科学的な南画
墨絵を始めてから、もう二十年近くになる。北支事変の一寸前頃、難病を患って、伊豆の伊東で、二年間療養したことがある。その時に覚えたのが、随筆を書くことと、墨絵とである。
その後随筆の方は、大分註文が多くなったが、墨絵の方は、あまり註文がなかった。無料でやったのがいけなかったのかもしれない。もっともそればかりでなく、本質的な理由もある。何時まで経っても、上手にならないからである。
私の高弟の小林勇君などは、見る見るうちに上手くなってとっくに師匠を凌駕してしまった。私を帝展の審査員とすると、勇は大観、古径の級になってしまった。もっとも熱心の度が違うので、これも致し方がない。牡丹の絵巻物をつくるとなると、毎朝五時に起きて、庭へ出て、出勤までの二時間を、画境三昧に入る。
それを一日も欠かさず、降っても照っても、毎朝、花期の間中つづけるのであるから、いささか恐れ入る。雨の降る日は、奥さんが傘をさしかけていてくれるのだそうである。これだけの熱心さと内助の功とがあれば、誰だって、絵は上手になる。

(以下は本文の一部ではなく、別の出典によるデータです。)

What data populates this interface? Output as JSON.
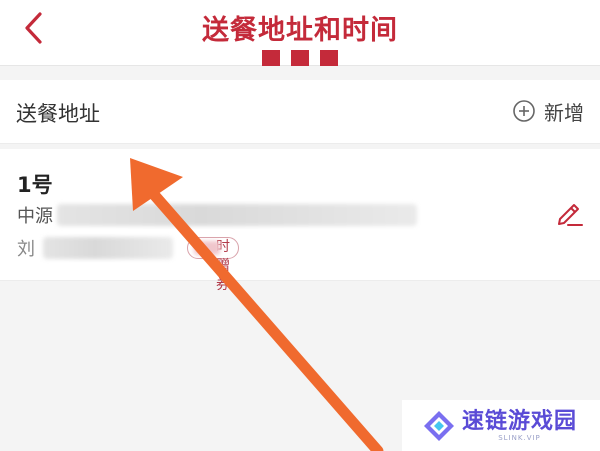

勇はそれを才能のせいと思っているらしく、この頃一緒に画を描くと「中谷さんは、いつまで経っても、ちっとも上手くならないね」と、よく言う。決して嘘やお世辞はいわない男であるから、私も我が意を得たりという顔をする。というのは、「素人の絵は、下手なところがよいのだ」という信念をもっているからである。
それには良い例がある。
小宮(豊隆)さんが仙台におられた頃、札幌の行き帰りに、よく小宮さんところへ寄って、文人墨客の会をしたことがある。その時、小宮さんが必ず招待された客の一人は、法文学部のP教授であった。非常に熱心な南画家で、画を画くのに必要な道具を、全部揃えてもって来てくれるので、便利だという点もあったらしい。
P教授は、もうすっかり玄人の域に達し、枇杷であれ、南天であれ、とっとと描いてしまうくらいの腕である。
ところで仙台の大学には、絵の会があって、毎年その展覧会をする。その時には、亡くなられた安井(曾太郎)さんを呼んで、批評をして貰うしきたりになっていた。
或る年、P教授は、家中一杯に自作の絵を並べて、安井さんを無理矢理に引っ張って行った。
あのおとなしい安井さんのことだから、神妙に、それ等の絵を見てくれたが、うんともすんとも言われない。黙って次ぎ次ぎと見て行かれるだけだったそうである。P教授は到頭我慢し切れなくなって、最近の会心の作の前で、「この絵は如何でしょう」と聞いてみた。それでも安井さんは「さあねえ」としか言わない。
結局最後に、P教授は「この中ではどれが比較的いいでしょうかね」と折れて出た。そしたら安井さんが「あれと、あれが一寸面白いね」と指さされた。ところがその二枚とも、三十年前の作品だった。そこでP教授は、「僕は三十年間、下手になるべく努力して来たのか」と嘆いたそうである。
まあこういう例もあることだから、なるべく上手にはならないことにしている。そうかと言って、あまり下手でも、家に絵ばかりたまって困る。それで思い付いたのは、古来の南画家がかつて描いたことのない絵を描いてみようという創見である。それならば、比較を絶した作品が出来るわけである。
その一例が、此処に出した絵である。中世の物理の教科書の南画というものは、恐らくどなたも御覧になったことがなかろう。機械はウイムスハルストの感応起電機と、ダルソンバールの検流計である。科学博物館へでも行かないと、一寸見られない。それに微分方程式もあれば、飽和曲線のグラフもある。たいていの人は御存じないから、それを説明する楽しみもある。
一つ厄介なことは、うまい種がそう見付からない点であるが、こういう絵は案外応用がきくという利点もある。例えば化学の人にやる場合は、感応起電機の代りに、分析装置の絵を入れる。私の南画の第二の高弟黒須巳之吉博士に呈上する時などは、其処へ耳鼻手術用の道具を描く。グラフのところへは、簡単な耳の解剖図でも入れておく。横文字のところは、何にでも通用する。それで、耳鼻咽喉科の原書の南画という、世界に一つしかない作品が、簡単に出来上がるわけである。
「比較を絶する作品」をつくるには、誰も描かない絵を描けばよい。基本型が出来たら、あと一部分を直して、たくさんの変化をつくる。こういうところは、科学的な南画というべきであろう。